A bag of this granola (labeled fruit granola, which means there are occasionally epicly small pieces of unidentifiable dried fruit mixed in) costs 298 yen, and is a worthy addition to your breakfast feast.
Japan, the presumed home of all that is wholesome and healthy, does love its milk wholesome. As in... whole milk. So much whole milk. Every school lunch includes a carton of whole milk. Lucky me. Fortunately, they do have some not-whole milk too.
The green cartons of reduced fat milk are approximately 4%, so twice the good old American standard of 2%. I haven't had any success in finding any skim milk, but there is a lot of soy milk. I'm not sure if the soy milk here uses whey or not.
In general Japanese have very strong opinions about Japanese beer, this is to be expected I suppose. Non-Japanese have one very strong opinion about Japanese beer: why the hell does it all taste the same? Indeed, pretty much all Japanese beer tastes the same (they have a very bizarre taxation system that seemingly forces the brewers to create the same product of get taxed at an absurdly higher bracket, microbrews cost about three or four times what a non-microbrew costs). There is no such thing as an inexpensive dark beer here.
In walks the green label of Kirin beer. It is by favorite of the standardized Japanese beers. The green label actually means that it is a light beer, but I happen to think it tastes better anyway. Maybe its just my guilty conscience. A six pack of Kirin costs between 700 and 800 yen. That feels a bit expensive, but considering a beer on tap here costs 600 yen (in the rural countryside, in the cities, its the price for a beer on tap), it seems more reasonable. Combined with the fact that I usually just have one beer with my dinner, and its not a big expense.
I end up making a lot of stirfries. Various and sundry stirfries probably serve as my dinner about five times a week. I use the aforementioned soba as a base, and end up purchasing a wide variety of vegetables and either chicken or beef.
For vegetables I end up using a lot of broccoli, onions, mushrooms, bean sprouts, and celery. Vegetables here are not too expensive, but aren't overly cheap either (excluding bean sprouts, which are usually 28 yen for a fairly sizable bag). The head of broccoli in the picture ran 198 yen. I guess thats a bit expensive considering it wasn't particularly big, but my attitude is usually that good nutrition is worth paying for.

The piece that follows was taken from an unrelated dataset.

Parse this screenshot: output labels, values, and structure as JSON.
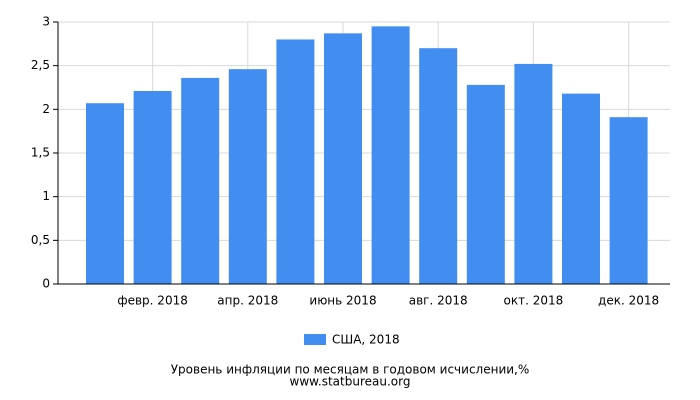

Chicken and beef as both available in the grocery store, and the beef is precut into little strips that are perfect stirfry candidates. The chicken has to be cut up, but that isn't really particularly inconvenient. The beef in the picture cost 291 yen. Its enough to contribute to two large servings of stirfry. The same amount of chicken would cost between 200 and 300 yen. By the way, the Hida region is famous for its beef (Does anyone outside of the region know that? Unsure.), so it can be particularly tasty.

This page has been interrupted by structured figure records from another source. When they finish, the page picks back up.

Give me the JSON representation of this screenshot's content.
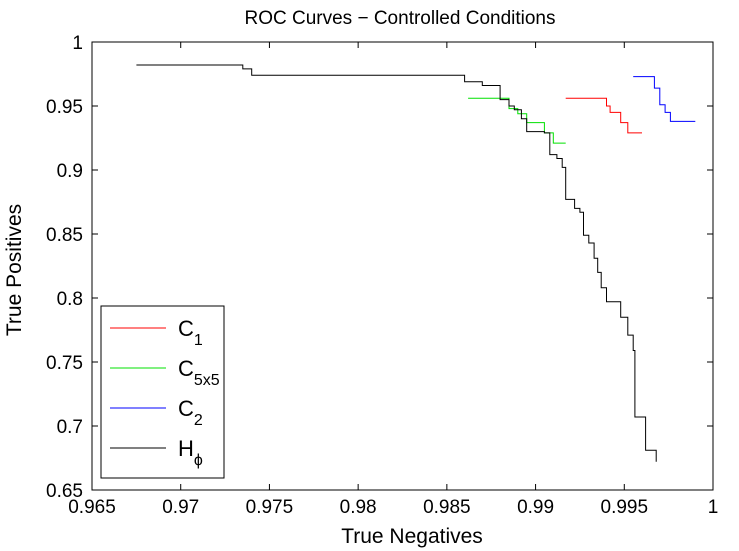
{
  "chart_data": {
    "type": "line",
    "title": "ROC Curves − Controlled Conditions",
    "xlabel": "True Negatives",
    "ylabel": "True Positives",
    "xlim": [
      0.965,
      1.0
    ],
    "ylim": [
      0.65,
      1.0
    ],
    "xticks": [
      "0.965",
      "0.97",
      "0.975",
      "0.98",
      "0.985",
      "0.99",
      "0.995",
      "1"
    ],
    "yticks": [
      "0.65",
      "0.7",
      "0.75",
      "0.8",
      "0.85",
      "0.9",
      "0.95",
      "1"
    ],
    "grid": false,
    "legend_position": "bottom-left",
    "series": [
      {
        "key": "c1",
        "base": "C",
        "sub": "1",
        "color": "#ff0000",
        "x": [
          0.9917,
          0.994,
          0.994,
          0.9942,
          0.9942,
          0.9948,
          0.9948,
          0.9952,
          0.9952,
          0.996
        ],
        "y": [
          0.956,
          0.956,
          0.95,
          0.95,
          0.945,
          0.945,
          0.937,
          0.937,
          0.929,
          0.929
        ]
      },
      {
        "key": "c5x5",
        "base": "C",
        "sub": "5x5",
        "color": "#00e000",
        "x": [
          0.9862,
          0.9885,
          0.9885,
          0.989,
          0.989,
          0.9895,
          0.9895,
          0.9905,
          0.9905,
          0.991,
          0.991,
          0.9917
        ],
        "y": [
          0.956,
          0.956,
          0.948,
          0.948,
          0.944,
          0.944,
          0.937,
          0.937,
          0.929,
          0.929,
          0.921,
          0.921
        ]
      },
      {
        "key": "c2",
        "base": "C",
        "sub": "2",
        "color": "#0000ff",
        "x": [
          0.9955,
          0.9967,
          0.9967,
          0.997,
          0.997,
          0.9973,
          0.9973,
          0.9976,
          0.9976,
          0.999
        ],
        "y": [
          0.973,
          0.973,
          0.964,
          0.964,
          0.951,
          0.951,
          0.945,
          0.945,
          0.938,
          0.938
        ]
      },
      {
        "key": "hphi",
        "base": "H",
        "sub": "ϕ",
        "color": "#000000",
        "x": [
          0.9675,
          0.9735,
          0.9735,
          0.974,
          0.974,
          0.986,
          0.986,
          0.987,
          0.987,
          0.988,
          0.988,
          0.9885,
          0.9885,
          0.9888,
          0.9888,
          0.9892,
          0.9892,
          0.9895,
          0.9895,
          0.9905,
          0.9905,
          0.9908,
          0.9908,
          0.9912,
          0.9912,
          0.9915,
          0.9915,
          0.9917,
          0.9917,
          0.9922,
          0.9922,
          0.9925,
          0.9925,
          0.9927,
          0.9927,
          0.993,
          0.993,
          0.9933,
          0.9933,
          0.9935,
          0.9935,
          0.9937,
          0.9937,
          0.994,
          0.994,
          0.9948,
          0.9948,
          0.9952,
          0.9952,
          0.9955,
          0.9955,
          0.9956,
          0.9956,
          0.9962,
          0.9962,
          0.9968,
          0.9968
        ],
        "y": [
          0.982,
          0.982,
          0.979,
          0.979,
          0.974,
          0.974,
          0.969,
          0.969,
          0.966,
          0.966,
          0.955,
          0.955,
          0.95,
          0.95,
          0.947,
          0.947,
          0.94,
          0.94,
          0.93,
          0.93,
          0.929,
          0.929,
          0.912,
          0.912,
          0.909,
          0.909,
          0.902,
          0.902,
          0.877,
          0.877,
          0.87,
          0.87,
          0.867,
          0.867,
          0.849,
          0.849,
          0.843,
          0.843,
          0.831,
          0.831,
          0.82,
          0.82,
          0.808,
          0.808,
          0.797,
          0.797,
          0.785,
          0.785,
          0.771,
          0.771,
          0.759,
          0.759,
          0.707,
          0.707,
          0.681,
          0.681,
          0.672
        ]
      }
    ]
  }
}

This isn't an exhaustive list of groceries I buy, but it does include most of the foods I consistently buy (I forgot to include eggs! The secret about finding eggs in Japan is that they are not refrigerated in the grocery stores, although you do need to refrigerate them once you buy them). I also buy a good amount of fruit, but it varies a bit depending on what is available at the store. I started out buying grapefruit, then switched to ruby grapefruit, and am currently buying mostly apples.
All in all I spend a good bit of money on groceries each week. I wouldn't be surprised if I spent around 10,000 yen each week (around ninety dollars), maybe even a little bit more. For me having good and healthy food is a quality of life issue though, so it isn't something that I want to cut corners on: the JET salary is more than enough to cover healthy and tasty food, especially if you are preparing it yourself.